Slapstick. Jenis komedi ini selalu berhasi membuat saya tertawa. Walaupun penuh bahaya, tapi selalu berhasil mengundang tawa. Kalau gagal pun, penonton akan tetap menertawakan kemalangan komediannya. Charlie Chaplin memang terkenal dengan komedi slapstick-nya, seperti misalnya pada film ini, terdapat adegan dimana Ia naik mobil dengan supir mabuk, mobilnya hampir menabrak tiang, atau adegan dimana Ia entah kenapa tiba-tiba ada diatas patung yang lumayan tinggi. Adegan-adegan seperti itu membutuhkan jantung yang kuat untuk para komediannya, terlebih Chaplin terkadang tidak menggunakan stuntman. Satu fakta yang saya suka dari Chaplin adalah sepatu yang dia pakai terbalik kiri dan kanan, walaupun menyakitkan, di setiap filmnya Ia selalu konsisten untuk memakainya terbalik. Hal seperti itulah yang membuat saya kagum dan salut dengan Chaplin, selain karena dia menulis dan menyutradarai filmnya sendiri.

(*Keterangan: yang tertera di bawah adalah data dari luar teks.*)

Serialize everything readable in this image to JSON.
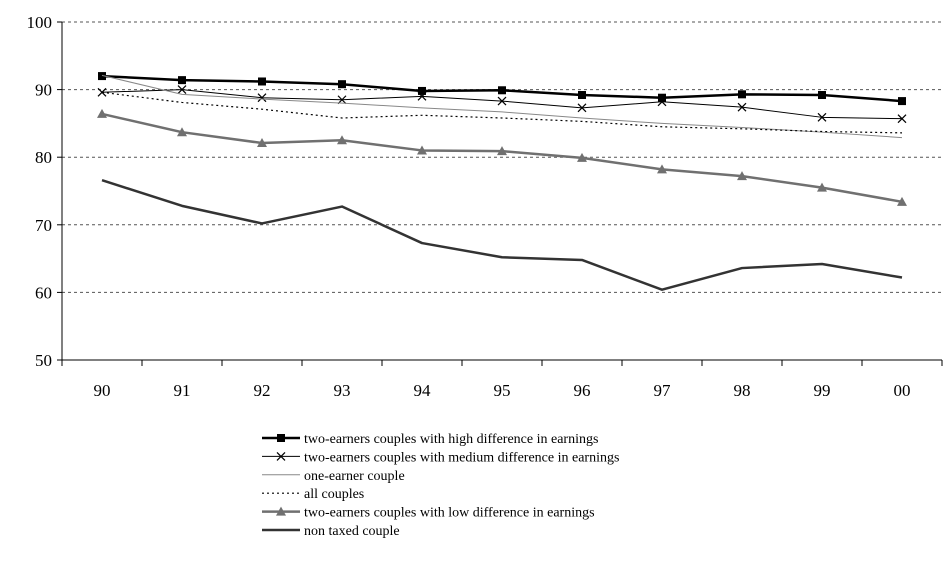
{
  "chart_data": {
    "type": "line",
    "title": "",
    "xlabel": "",
    "ylabel": "",
    "categories": [
      "90",
      "91",
      "92",
      "93",
      "94",
      "95",
      "96",
      "97",
      "98",
      "99",
      "00"
    ],
    "ylim": [
      50,
      100
    ],
    "yticks": [
      50,
      60,
      70,
      80,
      90,
      100
    ],
    "grid": "horizontal-dashed",
    "legend_position": "bottom",
    "series": [
      {
        "name": "two-earners couples with high difference in earnings",
        "values": [
          92.0,
          91.4,
          91.2,
          90.8,
          89.8,
          89.9,
          89.2,
          88.8,
          89.3,
          89.2,
          88.3
        ],
        "color": "#000000",
        "stroke_width": 2.5,
        "dash": "",
        "marker": "square"
      },
      {
        "name": "two-earners couples with medium difference in earnings",
        "values": [
          89.6,
          90.0,
          88.8,
          88.5,
          89.0,
          88.3,
          87.3,
          88.2,
          87.4,
          85.9,
          85.7
        ],
        "color": "#000000",
        "stroke_width": 1,
        "dash": "",
        "marker": "x"
      },
      {
        "name": "one-earner couple",
        "values": [
          92.1,
          89.3,
          88.6,
          88.0,
          87.3,
          86.7,
          85.8,
          85.0,
          84.4,
          83.7,
          82.9
        ],
        "color": "#888888",
        "stroke_width": 1,
        "dash": "",
        "marker": "none"
      },
      {
        "name": "all couples",
        "values": [
          89.6,
          88.1,
          87.1,
          85.8,
          86.2,
          85.8,
          85.3,
          84.5,
          84.2,
          83.8,
          83.6
        ],
        "color": "#000000",
        "stroke_width": 1.2,
        "dash": "2,3",
        "marker": "none"
      },
      {
        "name": "two-earners couples with low difference in earnings",
        "values": [
          86.4,
          83.7,
          82.1,
          82.5,
          81.0,
          80.9,
          79.9,
          78.2,
          77.2,
          75.5,
          73.4
        ],
        "color": "#707070",
        "stroke_width": 2.5,
        "dash": "",
        "marker": "triangle"
      },
      {
        "name": "non taxed couple",
        "values": [
          76.6,
          72.8,
          70.2,
          72.7,
          67.3,
          65.2,
          64.8,
          60.4,
          63.6,
          64.2,
          62.2
        ],
        "color": "#333333",
        "stroke_width": 2.5,
        "dash": "",
        "marker": "none"
      }
    ]
  }
}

Benar-benar seorang komedian sejati.

Secara keseluruhan, film ini benar-benar menendang-nendang rahang saya, dan hampir memutuskan syaraf ketawa saya. Terlebih satu adegan yang selalu saya ingat, dimana adalah adegan paling favorit saya, yaitu adegan di ring tinju, yang walau ditonton berulang-ulang kerasnya ketawa saya tidak pernah berubah. Demi apapun juga anda harus menonton film ini. Jadi, selamat berburu filmnya, dan Selamat Menonton!!